If you’ve been with me for a while, you know how strongly I feel that guilt has no place in our relationship with food.
For this reason, I am absolutely thrilled that the San Francisco Chronicle’s new restaurant reviewer, Soleil Ho, has promised to never use the G-Word in her reviews.
Here’s what she had to say in a recent article…
“Guilt: I don’t use this word because of the harm it does to our relationship to food, especially because ‘guilt’ in this context never actually refers to things that do carry ethical weight, like cannibalism or stealing food from the hungry.
Why should anyone besides the Hamburglar, who seems to enjoy the act of larceny for the sheer thrill of it, feel guilty about their food choices?
The overwhelmingly majority of the time I’ve encountered this word in food writing or a marketing context has been about diet food, mainly directed toward girls and women: ‘guilt-free snacks,’ ‘ice cream without the guilt,’ and so on.
Criminalizing the everyday act of eating reinforces the idea that we need to punish ourselves for wanting food when we’re hungry, which encourages us to develop really screwed-up and disordered attitudes toward our own bodies.
Relatedly, I hate every time Great British Bake-off judge Prue Leith says that a pastry is good if it’s ‘worth the calories.’”
I did an extra cheer when I read Ho’s last sentence because I also cringe mightily whenever I hear Leith (or anyone else) make a comment like this.
Let’s Do This Together
My hope is that more people—from restaurant reviewers and food writers to chefs and copywriters—follow Ho’s lead and ban the word guilt when it comes to food.
You, too, can help drive this change.
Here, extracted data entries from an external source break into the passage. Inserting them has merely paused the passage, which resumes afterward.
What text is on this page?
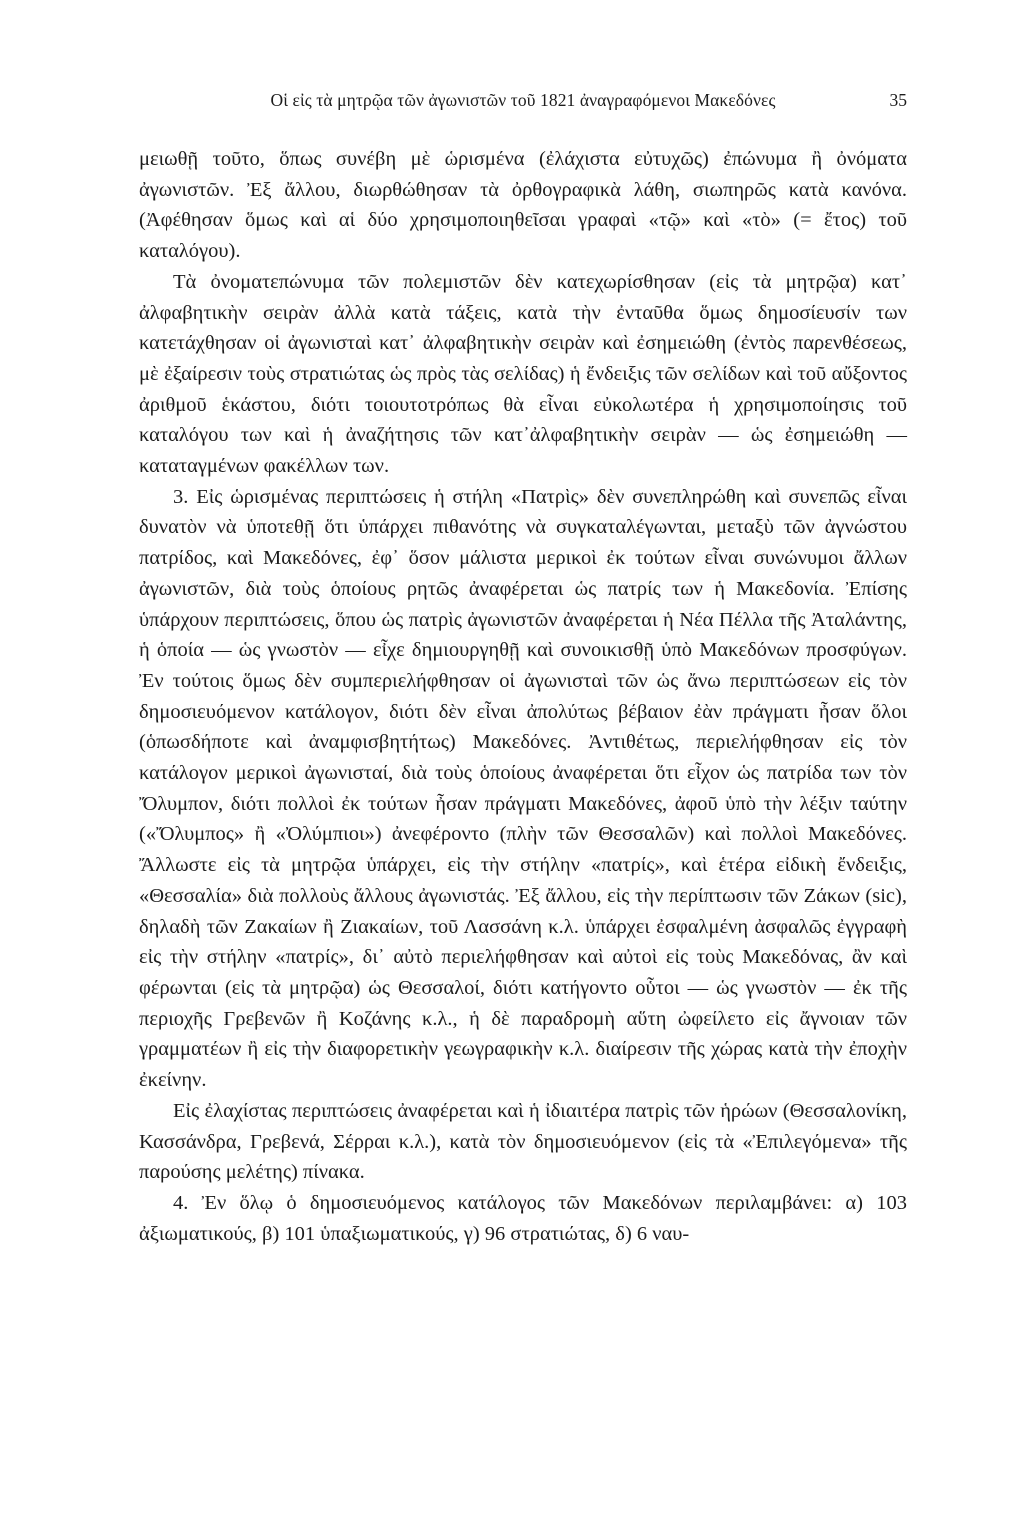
Οἱ εἰς τὰ μητρῷα τῶν ἀγωνιστῶν τοῦ 1821 ἀναγραφόμενοι Μακεδόνες	35

μειωθῇ τοῦτο, ὅπως συνέβη μὲ ὡρισμένα (ἐλάχιστα εὐτυχῶς) ἐπώνυμα ἢ ὀνόματα ἀγωνιστῶν. Ἐξ ἄλλου, διωρθώθησαν τὰ ὀρθογραφικὰ λάθη, σιωπηρῶς κατὰ κανόνα. (Ἀφέθησαν ὅμως καὶ αἱ δύο χρησιμοποιηθεῖσαι γραφαὶ «τῷ» καὶ «τὸ» (= ἔτος) τοῦ καταλόγου).

Τὰ ὀνοματεπώνυμα τῶν πολεμιστῶν δὲν κατεχωρίσθησαν (εἰς τὰ μητρῷα) κατ᾽ ἀλφαβητικὴν σειρὰν ἀλλὰ κατὰ τάξεις, κατὰ τὴν ἐνταῦθα ὅμως δημοσίευσίν των κατετάχθησαν οἱ ἀγωνισταὶ κατ᾽ ἀλφαβητικὴν σειρὰν καὶ ἐσημειώθη (ἐντὸς παρενθέσεως, μὲ ἐξαίρεσιν τοὺς στρατιώτας ὡς πρὸς τὰς σελίδας) ἡ ἔνδειξις τῶν σελίδων καὶ τοῦ αὔξοντος ἀριθμοῦ ἑκάστου, διότι τοιουτοτρόπως θὰ εἶναι εὐκολωτέρα ἡ χρησιμοποίησις τοῦ καταλόγου των καὶ ἡ ἀναζήτησις τῶν κατ᾽ἀλφαβητικὴν σειρὰν — ὡς ἐσημειώθη — καταταγμένων φακέλλων των.

3. Εἰς ὡρισμένας περιπτώσεις ἡ στήλη «Πατρὶς» δὲν συνεπληρώθη καὶ συνεπῶς εἶναι δυνατὸν νὰ ὑποτεθῇ ὅτι ὑπάρχει πιθανότης νὰ συγκαταλέγωνται, μεταξὺ τῶν ἀγνώστου πατρίδος, καὶ Μακεδόνες, ἐφ᾽ ὅσον μάλιστα μερικοὶ ἐκ τούτων εἶναι συνώνυμοι ἄλλων ἀγωνιστῶν, διὰ τοὺς ὁποίους ρητῶς ἀναφέρεται ὡς πατρίς των ἡ Μακεδονία. Ἐπίσης ὑπάρχουν περιπτώσεις, ὅπου ὡς πατρὶς ἀγωνιστῶν ἀναφέρεται ἡ Νέα Πέλλα τῆς Ἀταλάντης, ἡ ὁποία — ὡς γνωστὸν — εἶχε δημιουργηθῇ καὶ συνοικισθῇ ὑπὸ Μακεδόνων προσφύγων. Ἐν τούτοις ὅμως δὲν συμπεριελήφθησαν οἱ ἀγωνισταὶ τῶν ὡς ἄνω περιπτώσεων εἰς τὸν δημοσιευόμενον κατάλογον, διότι δὲν εἶναι ἀπολύτως βέβαιον ἐὰν πράγματι ἦσαν ὅλοι (ὁπωσδήποτε καὶ ἀναμφισβητήτως) Μακεδόνες. Ἀντιθέτως, περιελήφθησαν εἰς τὸν κατάλογον μερικοὶ ἀγωνισταί, διὰ τοὺς ὁποίους ἀναφέρεται ὅτι εἶχον ὡς πατρίδα των τὸν Ὄλυμπον, διότι πολλοὶ ἐκ τούτων ἦσαν πράγματι Μακεδόνες, ἀφοῦ ὑπὸ τὴν λέξιν ταύτην («Ὄλυμπος» ἢ «Ὀλύμπιοι») ἀνεφέροντο (πλὴν τῶν Θεσσαλῶν) καὶ πολλοὶ Μακεδόνες. Ἄλλωστε εἰς τὰ μητρῷα ὑπάρχει, εἰς τὴν στήλην «πατρίς», καὶ ἑτέρα εἰδικὴ ἔνδειξις, «Θεσσαλία» διὰ πολλοὺς ἄλλους ἀγωνιστάς. Ἐξ ἄλλου, εἰς τὴν περίπτωσιν τῶν Ζάκων (sic), δηλαδὴ τῶν Ζακαίων ἢ Ζιακαίων, τοῦ Λασσάνη κ.λ. ὑπάρχει ἐσφαλμένη ἀσφαλῶς ἐγγραφὴ εἰς τὴν στήλην «πατρίς», δι᾽ αὐτὸ περιελήφθησαν καὶ αὐτοὶ εἰς τοὺς Μακεδόνας, ἂν καὶ φέρωνται (εἰς τὰ μητρῷα) ὡς Θεσσαλοί, διότι κατήγοντο οὗτοι — ὡς γνωστὸν — ἐκ τῆς περιοχῆς Γρεβενῶν ἢ Κοζάνης κ.λ., ἡ δὲ παραδρομὴ αὕτη ὠφείλετο εἰς ἄγνοιαν τῶν γραμματέων ἢ εἰς τὴν διαφορετικὴν γεωγραφικὴν κ.λ. διαίρεσιν τῆς χώρας κατὰ τὴν ἐποχὴν ἐκείνην.

Εἰς ἐλαχίστας περιπτώσεις ἀναφέρεται καὶ ἡ ἰδιαιτέρα πατρὶς τῶν ἡρώων (Θεσσαλονίκη, Κασσάνδρα, Γρεβενά, Σέρραι κ.λ.), κατὰ τὸν δημοσιευόμενον (εἰς τὰ «Ἐπιλεγόμενα» τῆς παρούσης μελέτης) πίνακα.

4. Ἐν ὅλῳ ὁ δημοσιευόμενος κατάλογος τῶν Μακεδόνων περιλαμβάνει: α) 103 ἀξιωματικούς, β) 101 ὑπαξιωματικούς, γ) 96 στρατιώτας, δ) 6 ναυ-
Notice when you find yourself saying things like:
I feel so guilty for eating all those cookies.
My guilty pleasure is a bacon double cheeseburger.
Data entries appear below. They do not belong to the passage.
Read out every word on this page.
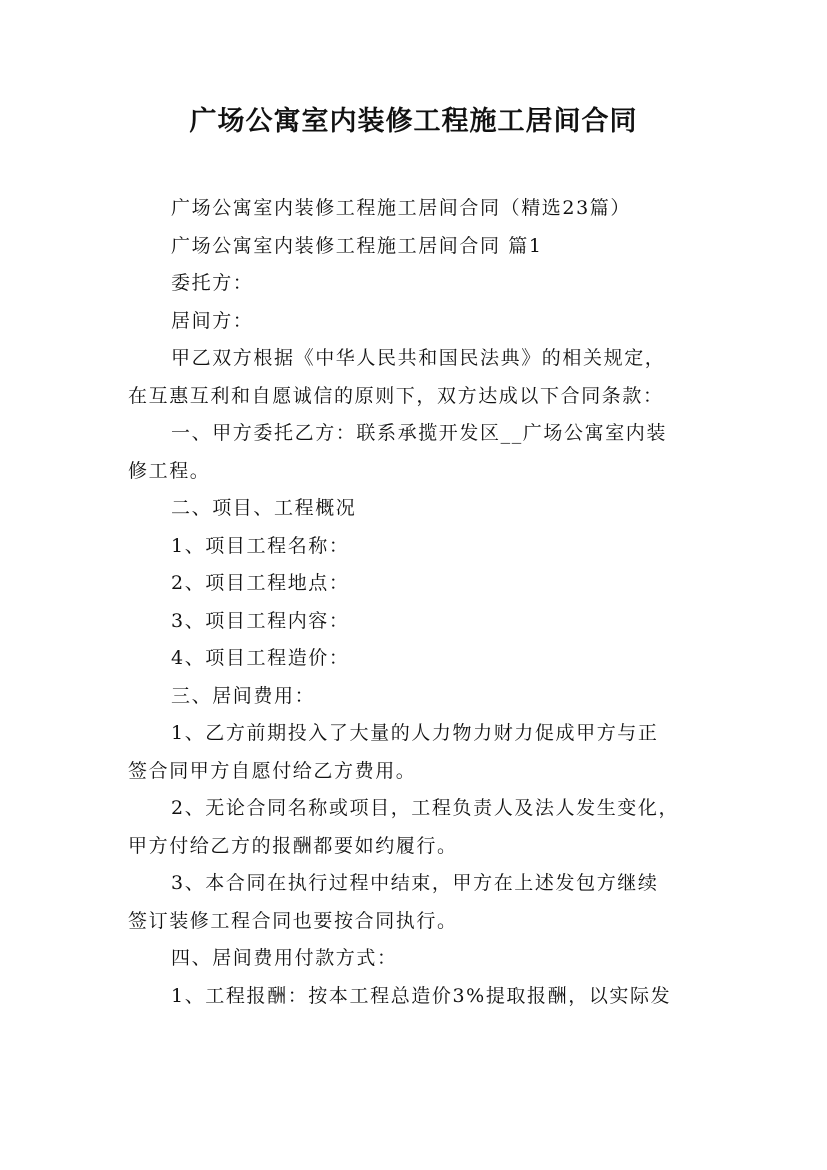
广场公寓室内装修工程施工居间合同

广场公寓室内装修工程施工居间合同（精选23篇）

广场公寓室内装修工程施工居间合同 篇1

委托方：

居间方：

甲乙双方根据《中华人民共和国民法典》的相关规定，

在互惠互利和自愿诚信的原则下，双方达成以下合同条款：

一、甲方委托乙方：联系承揽开发区__广场公寓室内装

修工程。

二、项目、工程概况

1、项目工程名称：

2、项目工程地点：

3、项目工程内容：

4、项目工程造价：

三、居间费用：

1、乙方前期投入了大量的人力物力财力促成甲方与正

签合同甲方自愿付给乙方费用。

2、无论合同名称或项目，工程负责人及法人发生变化，

甲方付给乙方的报酬都要如约履行。

3、本合同在执行过程中结束，甲方在上述发包方继续

签订装修工程合同也要按合同执行。

四、居间费用付款方式：

1、工程报酬：按本工程总造价3%提取报酬，以实际发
I seriously overdid it at dinner; I need to burn off all those calories tomorrow!
This chocolate fudge cake is sinfully good.
I was so bad today; I ate way too many chips.
When you do catch yourself referring to guilt or morality when talking about your food choices (or someone else’s), turn it into an opportunity to practice a new way of speaking to yourself and others about food—one that is unconditional, empowering and liberating rather than criminalizing, punitive and oppressive.